The End of the World as We Know It
We are a worldly people and we know it. Trouble is, we don’t know it well enough. As the broader western culture sinks more deeply into the moral abyss, as even our anemic and apologetic Christianity is vilified and judged it becomes all too easy to awaken to the dangers of worldliness. And of course our worldliness is easy enough to find.
Consider the evangelicals at your local abortion mill. One study suggests that evangelicals represent one of every six procurers of surgical abortion. Why? Sometimes it’s an unmarried young lady who wants to put her shame behind her, or whose father wants to put it behind him. Sometimes it is a young married who fears the baby will cramp the lifestyle she would like to lead. Other times it’s a mom whose doctor has told her about a fetal abnormality. The baby may be suspected of having Downs, trisomy-13, or something rarer still.
Now if I posed those three circumstances at most evangelical churches I can count on disapproval in the first two instances. Murdering your baby due to shame or to avoid giving up your second car, data plan, cable movie package, vacation is wicked. But the third instance, that too many of us find at least understandable. That said, we like to believe that if WE ever found ourselves in such a situation, we would bravely do the right thing and not murder the burden. We would stiff-upper lip our way to obedience because we know it’s wrong to murder babies, even ones we don’t want.

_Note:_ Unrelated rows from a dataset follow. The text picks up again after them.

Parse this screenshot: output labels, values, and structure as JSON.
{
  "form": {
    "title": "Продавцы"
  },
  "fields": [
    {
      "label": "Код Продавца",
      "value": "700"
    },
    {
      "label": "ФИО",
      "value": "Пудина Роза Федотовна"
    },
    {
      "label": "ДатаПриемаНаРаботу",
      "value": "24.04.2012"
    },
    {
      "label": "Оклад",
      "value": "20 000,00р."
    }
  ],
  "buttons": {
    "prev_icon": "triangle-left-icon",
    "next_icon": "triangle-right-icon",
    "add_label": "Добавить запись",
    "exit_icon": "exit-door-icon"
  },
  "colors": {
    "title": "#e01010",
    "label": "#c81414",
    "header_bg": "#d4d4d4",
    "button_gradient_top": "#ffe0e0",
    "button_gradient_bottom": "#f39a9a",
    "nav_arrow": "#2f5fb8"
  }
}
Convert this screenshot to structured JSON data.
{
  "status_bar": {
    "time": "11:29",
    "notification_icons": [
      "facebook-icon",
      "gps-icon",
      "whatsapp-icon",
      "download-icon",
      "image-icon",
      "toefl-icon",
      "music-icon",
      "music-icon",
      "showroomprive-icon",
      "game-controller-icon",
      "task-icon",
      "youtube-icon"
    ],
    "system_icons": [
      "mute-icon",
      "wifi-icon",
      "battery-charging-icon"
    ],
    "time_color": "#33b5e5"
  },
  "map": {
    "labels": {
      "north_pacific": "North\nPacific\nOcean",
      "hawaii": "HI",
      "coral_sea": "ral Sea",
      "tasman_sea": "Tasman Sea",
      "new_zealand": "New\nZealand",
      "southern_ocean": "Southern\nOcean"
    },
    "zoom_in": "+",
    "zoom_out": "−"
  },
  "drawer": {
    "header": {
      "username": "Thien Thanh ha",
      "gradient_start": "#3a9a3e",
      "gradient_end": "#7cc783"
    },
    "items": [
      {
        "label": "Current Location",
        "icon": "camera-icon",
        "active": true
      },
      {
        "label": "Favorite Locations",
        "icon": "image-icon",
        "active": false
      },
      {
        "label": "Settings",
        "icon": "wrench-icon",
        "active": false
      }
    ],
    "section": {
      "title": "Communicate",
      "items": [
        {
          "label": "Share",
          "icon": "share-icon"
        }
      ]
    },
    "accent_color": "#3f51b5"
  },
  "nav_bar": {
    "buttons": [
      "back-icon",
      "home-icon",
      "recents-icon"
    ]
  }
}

Which is just as compelling proof that we are worldly. The world murders its babies because they believe the baby will get in their way of having a good life. Good life is defined by financial freedom, peaceful relationships and health for ourselves and those whom we love. Too many in the church murder their babies for the same reason. And those who don’t, those who spare their baby’s life well, they just decide they won’t have a good life, if it requires killing their baby.

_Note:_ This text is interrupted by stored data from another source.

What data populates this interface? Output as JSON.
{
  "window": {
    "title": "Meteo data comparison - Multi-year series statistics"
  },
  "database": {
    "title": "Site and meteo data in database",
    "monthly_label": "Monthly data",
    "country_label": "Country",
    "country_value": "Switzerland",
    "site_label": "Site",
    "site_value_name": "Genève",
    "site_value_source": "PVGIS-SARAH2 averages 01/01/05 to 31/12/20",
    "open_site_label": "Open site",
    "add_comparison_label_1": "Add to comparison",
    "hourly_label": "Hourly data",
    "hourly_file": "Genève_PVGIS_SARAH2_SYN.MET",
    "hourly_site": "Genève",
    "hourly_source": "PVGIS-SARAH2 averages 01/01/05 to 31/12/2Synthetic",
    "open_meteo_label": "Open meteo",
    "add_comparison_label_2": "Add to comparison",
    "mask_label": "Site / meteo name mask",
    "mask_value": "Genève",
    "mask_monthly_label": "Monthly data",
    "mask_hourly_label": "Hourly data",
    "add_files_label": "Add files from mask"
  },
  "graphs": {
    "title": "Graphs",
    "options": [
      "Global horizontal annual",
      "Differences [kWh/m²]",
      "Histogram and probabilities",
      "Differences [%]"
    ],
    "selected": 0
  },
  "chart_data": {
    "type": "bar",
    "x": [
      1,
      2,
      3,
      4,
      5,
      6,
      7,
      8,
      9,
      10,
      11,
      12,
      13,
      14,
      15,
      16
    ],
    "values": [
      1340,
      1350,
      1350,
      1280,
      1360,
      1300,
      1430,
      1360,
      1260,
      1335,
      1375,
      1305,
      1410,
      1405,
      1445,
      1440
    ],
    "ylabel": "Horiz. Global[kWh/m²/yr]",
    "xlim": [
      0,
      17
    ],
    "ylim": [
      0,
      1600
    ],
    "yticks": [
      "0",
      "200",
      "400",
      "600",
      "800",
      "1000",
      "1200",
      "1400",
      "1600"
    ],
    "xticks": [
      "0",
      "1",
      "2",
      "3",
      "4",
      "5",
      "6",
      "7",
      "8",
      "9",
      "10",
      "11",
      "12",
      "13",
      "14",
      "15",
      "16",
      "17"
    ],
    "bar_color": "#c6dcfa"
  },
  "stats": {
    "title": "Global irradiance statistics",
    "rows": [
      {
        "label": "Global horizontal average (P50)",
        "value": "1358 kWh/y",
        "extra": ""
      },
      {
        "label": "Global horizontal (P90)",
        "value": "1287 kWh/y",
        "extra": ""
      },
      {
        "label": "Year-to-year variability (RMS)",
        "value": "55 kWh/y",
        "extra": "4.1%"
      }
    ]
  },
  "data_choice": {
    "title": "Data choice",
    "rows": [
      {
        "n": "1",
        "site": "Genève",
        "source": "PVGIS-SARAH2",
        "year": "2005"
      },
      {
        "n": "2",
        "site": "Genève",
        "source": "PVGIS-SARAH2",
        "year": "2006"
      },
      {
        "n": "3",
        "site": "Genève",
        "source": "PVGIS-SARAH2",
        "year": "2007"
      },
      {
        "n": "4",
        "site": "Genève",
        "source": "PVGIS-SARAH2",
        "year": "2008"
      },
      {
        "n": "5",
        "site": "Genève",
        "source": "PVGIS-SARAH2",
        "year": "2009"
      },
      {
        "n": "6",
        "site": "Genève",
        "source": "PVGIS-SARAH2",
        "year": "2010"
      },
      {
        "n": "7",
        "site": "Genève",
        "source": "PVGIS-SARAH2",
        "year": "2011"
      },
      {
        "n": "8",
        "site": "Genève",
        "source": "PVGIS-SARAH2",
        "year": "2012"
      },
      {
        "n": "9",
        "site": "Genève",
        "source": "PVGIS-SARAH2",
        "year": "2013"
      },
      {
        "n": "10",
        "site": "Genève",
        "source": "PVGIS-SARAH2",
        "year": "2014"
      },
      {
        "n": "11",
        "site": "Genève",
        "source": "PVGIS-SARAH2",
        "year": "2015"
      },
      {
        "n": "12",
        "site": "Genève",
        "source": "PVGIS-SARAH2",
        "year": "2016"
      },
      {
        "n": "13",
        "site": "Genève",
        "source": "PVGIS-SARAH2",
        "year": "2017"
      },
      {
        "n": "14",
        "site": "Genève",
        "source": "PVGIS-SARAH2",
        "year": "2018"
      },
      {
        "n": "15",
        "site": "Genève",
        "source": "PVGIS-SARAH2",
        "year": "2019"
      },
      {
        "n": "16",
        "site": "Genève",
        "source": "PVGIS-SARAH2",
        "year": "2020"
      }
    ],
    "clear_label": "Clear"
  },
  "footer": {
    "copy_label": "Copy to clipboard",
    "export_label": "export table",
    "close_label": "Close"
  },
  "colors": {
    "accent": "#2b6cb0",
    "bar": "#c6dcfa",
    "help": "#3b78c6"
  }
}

It’s a good thing to have a strong conviction against killing babies. But it is also a good thing to understand how the Bible, as opposed to the world, presents the good life. It’s not wealth and health, but joyful service, not receiving the respect of our neighbors, but giving love to our “neighbors,” those in need whom the Lord has set before us. The good life is less the triumph of our merit scholar, beauty pageant, volleyball state champ daughter, more gratefully wrestling your daughter’s wheelchair through the sand at the beach so she can smell the salt water and watch the seagulls. The world lies, but Jesus is the truth, and He says not just that we must lose our lives, but that in losing them we will find them.
The Christian faith is not pursuing the world’s ends the Lord’s ways. It is instead pursuing the Lord. And we find Him amongst the widows and orphans. Indeed when our Lord wanted to show us the goal, what the complete man of God looks like, when He wanted us to see what we are to strive for, what maturity, integrity and success look like, He put a child on His knee.